Emboldened by Wayfair, California is now sending out notices demanding taxes all the way back to 2012 for those third-party sellers. Under their new interpretation, any sellers using Amazon’s platform to sell to California consumers were liable to collect and remit sales taxes as far back as 2012, despite the fact that the legal basis for this requirement did not appear until 2018.

South Carolina is currently involved in a similar dispute with third-party marketplace sellers over a 2011 deal with Amazon for the company to begin collecting and remitting sales tax in 2016. In South Carolina’s case, the state’s Department of Revenue has been consistent in its claim that third-party merchants using Amazon’s platform are responsible for collecting and remitting sales tax since Amazon began complying with collection obligations.[3] In both cases, however, the states’ claims, which would have been unconstitutional under Quill, have taken on new relevance under Wayfair.

There is also the unique nature of this specific economic downturn to consider. While most brick-and-mortar outlets are likely to suffer from closings and reduced foot traffic, e-retailers need not worry about limitations on in-person interactions. That may cause states to view them as cash cows that can be safely milked — a source of revenue that won’t destroy their tax base.

This would be a mistake. The goal of federal relief policies have been to preserve the ability of the economy to rebound after the need for social distancing has passed. Eroding the viability of industries through desperate tax hikes, even those better prepared to handle the specific difficulties the coronavirus presents, would work directly against this goal.


Right now, individuals and businesses have enough to worry about when they’re expecting assistance from their government in this turbulent economy. But states up against the budget wall may soon go from being a source of aid to a cause of further financial pain.

Taxpayers and businesses should be alert to the potential for unsound tax policy being advanced by governors and lawmakers as they attempt  to salvage their bottom lines.

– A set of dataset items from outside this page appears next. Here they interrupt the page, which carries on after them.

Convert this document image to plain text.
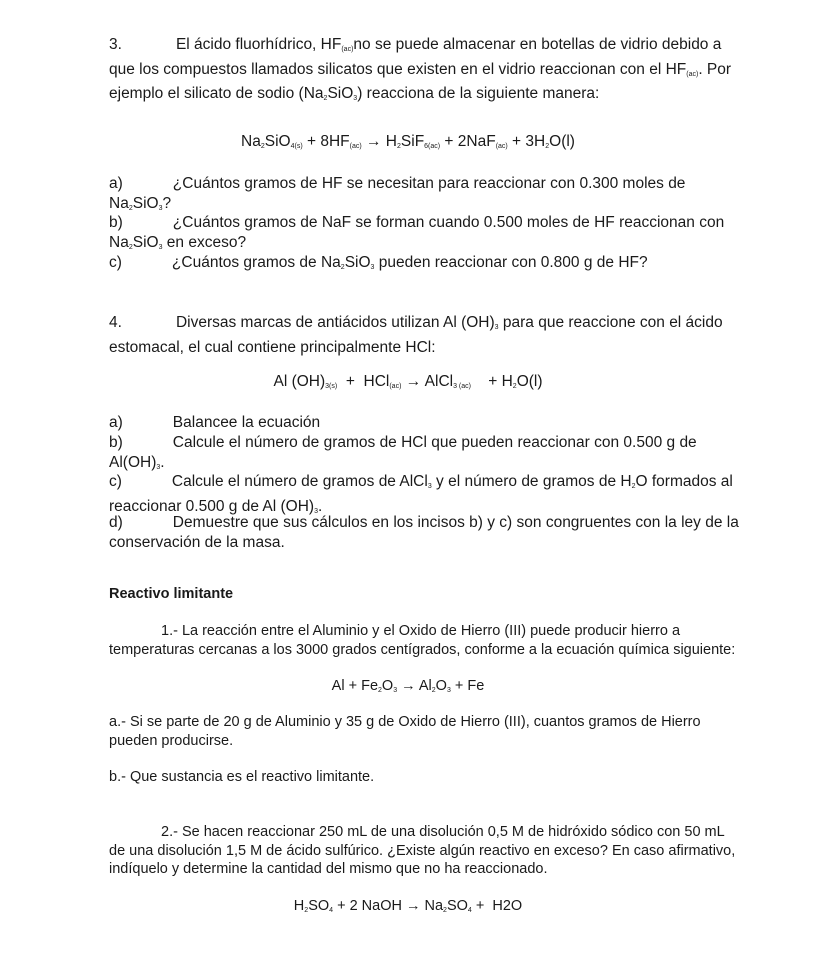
3.	El ácido fluorhídrico, $HF_{(ac)}no$ se puede almacenar en botellas de vidrio debido a que los compuestos llamados silicatos que existen en el vidrio reaccionan con el $HF_{(ac)}$. Por ejemplo el silicato de sodio $(Na_2SiO_3)$ reacciona de la siguiente manera:
$Na_2SiO_{4(s)} + 8HF_{(ac)} \to H_2SiF_{6(ac)} + 2NaF_{(ac)} + 3H_2O(l)$
a)	¿Cuántos gramos de HF se necesitan para reaccionar con 0.300 moles de $Na_2SiO_3$?
b)	¿Cuántos gramos de NaF se forman cuando 0.500 moles de HF reaccionan con $Na_2SiO_3$ en exceso?
c)	¿Cuántos gramos de $Na_2SiO_3$ pueden reaccionar con 0.800 g de HF?
4.	Diversas marcas de antiácidos utilizan Al $(OH)_3$ para que reaccione con el ácido estomacal, el cual contiene principalmente HCl:
Al $(OH)_{3(s)} + HCl_{(ac)}$ → AlCl$_{3 (ac)}$    + $H_2O(l)$
a)	Balancee la ecuación
b)	Calcule el número de gramos de HCl que pueden reaccionar con 0.500 g de $Al(OH)_3$.
c)	Calcule el número de gramos de AlCl$_3$ y el número de gramos de $H_2O$ formados al reaccionar 0.500 g de Al $(OH)_3$.
d)	Demuestre que sus cálculos en los incisos b) y c) son congruentes con la ley de la conservación de la masa.
Reactivo limitante
1.- La reacción entre el Aluminio y el Oxido de Hierro (III) puede producir hierro a temperaturas cercanas a los 3000 grados centígrados, conforme a la ecuación química siguiente:
$Al + Fe_2O_3 \to Al_2O_3 + Fe$
a.- Si se parte de 20 g de Aluminio y 35 g de Oxido de Hierro (III), cuantos gramos de Hierro pueden producirse.
b.- Que sustancia es el reactivo limitante.
2.- Se hacen reaccionar 250 mL de una disolución 0,5 M de hidróxido sódico con 50 mL de una disolución 1,5 M de ácido sulfúrico. ¿Existe algún reactivo en exceso? En caso afirmativo, indíquelo y determine la cantidad del mismo que no ha reaccionado.
$H_2SO_4 + 2$ NaOH → $Na_2SO_4 + H2O$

States should be wise to  avoid causing further hardship to taxpayers through their budget practices, particularly by avoiding retroactive taxes.



[1] Bishop-Henchman, Joseph. “A Review of Significant State Tax Changes During 2009.” Tax Foundation, December 21, 2009.

[2] Justice Sandra Day O’Connor’s concurrence in Carlton is important to note. In her opinion, retroactive taxation could violate the Due Process clause if the length of retroactivity is excessive. She suggested less than one year as a relevant framework.

[3] This fact makes this example not a precise example of retroactive taxation, as the state’s position has been unchanged. Of course, third-party sellers had every reason to believe they could safely ignore the state’s position prior to the Court’s decision to overrule Quill. Whatever terms one uses, businesses should not be expected to anticipate future Supreme Court decisions in order to comply with state tax laws.